Just over a year ago, we interviewed African art collector, Sindika Dokolo about the work his foundation, the Sindika Dokolo Foundation, is doing to identify and repatriate artworks stolen from the Dundo museum during Angola’s civil war—a war that started just after the country’s independence from Portugal in 1975 and ended in 2002.
A year on from our first interview with Sindika and our discussion about the return of the first set of identified works—two mwana pwo masks and a statuette—07 June 2018 saw the foundation announce that the Angolan government would receive an additional six recovered artworks stolen from the Dundo museum.

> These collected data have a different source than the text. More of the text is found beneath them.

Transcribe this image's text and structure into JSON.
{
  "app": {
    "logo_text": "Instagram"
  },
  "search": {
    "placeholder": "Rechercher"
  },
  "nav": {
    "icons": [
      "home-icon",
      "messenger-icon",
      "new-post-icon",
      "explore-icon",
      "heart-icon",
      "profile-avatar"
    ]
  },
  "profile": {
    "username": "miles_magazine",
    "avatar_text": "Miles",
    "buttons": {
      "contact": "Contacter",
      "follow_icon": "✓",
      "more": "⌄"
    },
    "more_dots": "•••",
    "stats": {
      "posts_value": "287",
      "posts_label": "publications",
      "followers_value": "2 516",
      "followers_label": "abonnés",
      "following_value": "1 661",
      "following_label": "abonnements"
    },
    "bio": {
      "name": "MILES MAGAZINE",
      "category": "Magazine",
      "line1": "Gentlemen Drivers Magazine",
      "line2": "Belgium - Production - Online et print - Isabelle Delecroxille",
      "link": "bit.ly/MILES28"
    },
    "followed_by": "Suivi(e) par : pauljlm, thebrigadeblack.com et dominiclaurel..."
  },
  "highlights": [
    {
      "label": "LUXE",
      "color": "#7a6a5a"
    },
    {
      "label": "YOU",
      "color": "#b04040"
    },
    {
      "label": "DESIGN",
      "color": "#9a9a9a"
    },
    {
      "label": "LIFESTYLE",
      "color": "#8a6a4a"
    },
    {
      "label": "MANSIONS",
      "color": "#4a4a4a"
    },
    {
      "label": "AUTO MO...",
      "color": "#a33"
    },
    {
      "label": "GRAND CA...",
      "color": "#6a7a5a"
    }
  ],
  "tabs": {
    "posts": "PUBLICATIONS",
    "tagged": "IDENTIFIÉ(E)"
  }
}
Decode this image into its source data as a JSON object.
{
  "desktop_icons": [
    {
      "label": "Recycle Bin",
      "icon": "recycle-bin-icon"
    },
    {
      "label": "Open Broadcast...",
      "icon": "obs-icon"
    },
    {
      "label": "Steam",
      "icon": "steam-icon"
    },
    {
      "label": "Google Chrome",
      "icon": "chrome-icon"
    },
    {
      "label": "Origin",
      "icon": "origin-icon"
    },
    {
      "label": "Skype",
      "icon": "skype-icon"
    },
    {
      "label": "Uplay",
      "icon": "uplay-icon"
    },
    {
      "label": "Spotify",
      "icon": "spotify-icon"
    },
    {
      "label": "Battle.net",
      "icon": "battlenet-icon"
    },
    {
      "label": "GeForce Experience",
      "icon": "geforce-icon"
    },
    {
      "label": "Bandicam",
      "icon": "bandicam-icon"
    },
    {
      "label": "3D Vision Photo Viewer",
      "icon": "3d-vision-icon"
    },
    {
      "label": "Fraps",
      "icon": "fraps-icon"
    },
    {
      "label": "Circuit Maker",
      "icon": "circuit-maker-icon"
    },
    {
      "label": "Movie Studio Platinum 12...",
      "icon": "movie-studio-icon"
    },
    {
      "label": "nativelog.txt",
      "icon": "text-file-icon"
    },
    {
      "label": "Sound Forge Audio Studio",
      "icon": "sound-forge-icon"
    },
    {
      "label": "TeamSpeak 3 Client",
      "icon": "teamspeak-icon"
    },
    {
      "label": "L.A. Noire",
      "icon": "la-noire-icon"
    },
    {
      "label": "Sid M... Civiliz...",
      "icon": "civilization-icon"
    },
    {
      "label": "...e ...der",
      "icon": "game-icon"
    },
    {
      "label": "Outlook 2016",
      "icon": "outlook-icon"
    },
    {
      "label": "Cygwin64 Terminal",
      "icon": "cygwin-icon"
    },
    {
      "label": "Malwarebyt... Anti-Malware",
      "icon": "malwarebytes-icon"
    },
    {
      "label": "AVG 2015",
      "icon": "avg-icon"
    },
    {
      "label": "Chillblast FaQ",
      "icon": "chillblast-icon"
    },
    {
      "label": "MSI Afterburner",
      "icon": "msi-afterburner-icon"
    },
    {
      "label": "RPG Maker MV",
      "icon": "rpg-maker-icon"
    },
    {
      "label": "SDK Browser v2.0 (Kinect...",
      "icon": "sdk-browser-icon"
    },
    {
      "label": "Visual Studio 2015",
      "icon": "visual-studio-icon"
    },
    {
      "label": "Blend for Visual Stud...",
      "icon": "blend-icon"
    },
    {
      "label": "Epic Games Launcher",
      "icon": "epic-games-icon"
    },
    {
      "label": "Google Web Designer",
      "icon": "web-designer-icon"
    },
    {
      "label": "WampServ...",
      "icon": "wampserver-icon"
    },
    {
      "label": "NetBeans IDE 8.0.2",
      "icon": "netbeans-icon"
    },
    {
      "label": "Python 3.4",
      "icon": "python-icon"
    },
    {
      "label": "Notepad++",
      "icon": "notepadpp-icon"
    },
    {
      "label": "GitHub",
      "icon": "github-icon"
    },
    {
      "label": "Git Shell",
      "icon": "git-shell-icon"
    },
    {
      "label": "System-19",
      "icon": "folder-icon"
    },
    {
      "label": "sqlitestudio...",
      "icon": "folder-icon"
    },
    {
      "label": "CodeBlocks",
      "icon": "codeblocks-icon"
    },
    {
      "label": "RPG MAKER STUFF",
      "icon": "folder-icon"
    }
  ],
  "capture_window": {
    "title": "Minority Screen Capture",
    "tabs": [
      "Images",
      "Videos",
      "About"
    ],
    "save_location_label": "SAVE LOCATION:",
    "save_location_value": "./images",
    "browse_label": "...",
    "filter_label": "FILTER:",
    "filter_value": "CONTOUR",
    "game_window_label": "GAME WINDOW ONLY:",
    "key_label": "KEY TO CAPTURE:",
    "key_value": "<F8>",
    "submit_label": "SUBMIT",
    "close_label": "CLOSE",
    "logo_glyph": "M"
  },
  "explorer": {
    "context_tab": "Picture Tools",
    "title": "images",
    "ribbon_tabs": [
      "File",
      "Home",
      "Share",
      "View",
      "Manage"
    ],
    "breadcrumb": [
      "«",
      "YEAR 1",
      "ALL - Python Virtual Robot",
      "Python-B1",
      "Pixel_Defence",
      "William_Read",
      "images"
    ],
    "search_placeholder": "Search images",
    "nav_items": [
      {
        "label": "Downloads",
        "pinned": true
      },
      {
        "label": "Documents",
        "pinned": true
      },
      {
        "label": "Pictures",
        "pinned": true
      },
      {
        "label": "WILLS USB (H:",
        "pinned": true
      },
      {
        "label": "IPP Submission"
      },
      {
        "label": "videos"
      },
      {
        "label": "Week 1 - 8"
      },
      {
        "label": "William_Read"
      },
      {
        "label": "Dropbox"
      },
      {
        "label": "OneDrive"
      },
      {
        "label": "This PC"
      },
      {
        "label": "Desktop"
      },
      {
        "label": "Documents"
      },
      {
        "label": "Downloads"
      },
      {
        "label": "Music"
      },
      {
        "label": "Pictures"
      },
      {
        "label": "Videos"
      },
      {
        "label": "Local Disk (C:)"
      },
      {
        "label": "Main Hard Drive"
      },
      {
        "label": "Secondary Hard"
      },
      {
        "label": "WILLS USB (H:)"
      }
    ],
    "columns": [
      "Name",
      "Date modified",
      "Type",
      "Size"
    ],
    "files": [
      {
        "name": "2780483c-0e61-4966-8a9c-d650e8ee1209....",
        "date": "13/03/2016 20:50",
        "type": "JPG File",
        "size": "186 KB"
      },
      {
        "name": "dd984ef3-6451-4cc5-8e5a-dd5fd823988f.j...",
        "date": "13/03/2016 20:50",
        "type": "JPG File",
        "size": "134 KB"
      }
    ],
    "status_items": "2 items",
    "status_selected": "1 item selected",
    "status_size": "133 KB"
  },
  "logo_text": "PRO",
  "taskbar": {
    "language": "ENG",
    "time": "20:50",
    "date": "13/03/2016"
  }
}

A ceremonial pipe, a figurative bowl, a Chokwe chihongo mask, and a Chokwe ngundja ceremonial chair form part of the latest group all identified in private collections. Interestingly, the chihongo mask was found in Sindika’s own personal collection of classic African art and the ngundja chair was returned by the French sculptor, collector, and dealer Daniel Hourdé, who refused payment and said he was just happy to know it would go back to the museum.
In addition, 60 pieces missing from the Dundo Museum are also said to have been identified.
In his blog post ‘Looted Chokwe art to be returned to Dundo Museum in Angola‘, Bruno Claessens, Head of African and Oceanic art at Christie’s urged for the creation of a website “featuring an inventory of all objects that went missing from the Dundo Museum, so that each new Chokwe object that appears on the market can be checked.” Well, that’s in the works too! The Sindika Dokolo Foundation plans to launch a database detailing the missing artworks identified.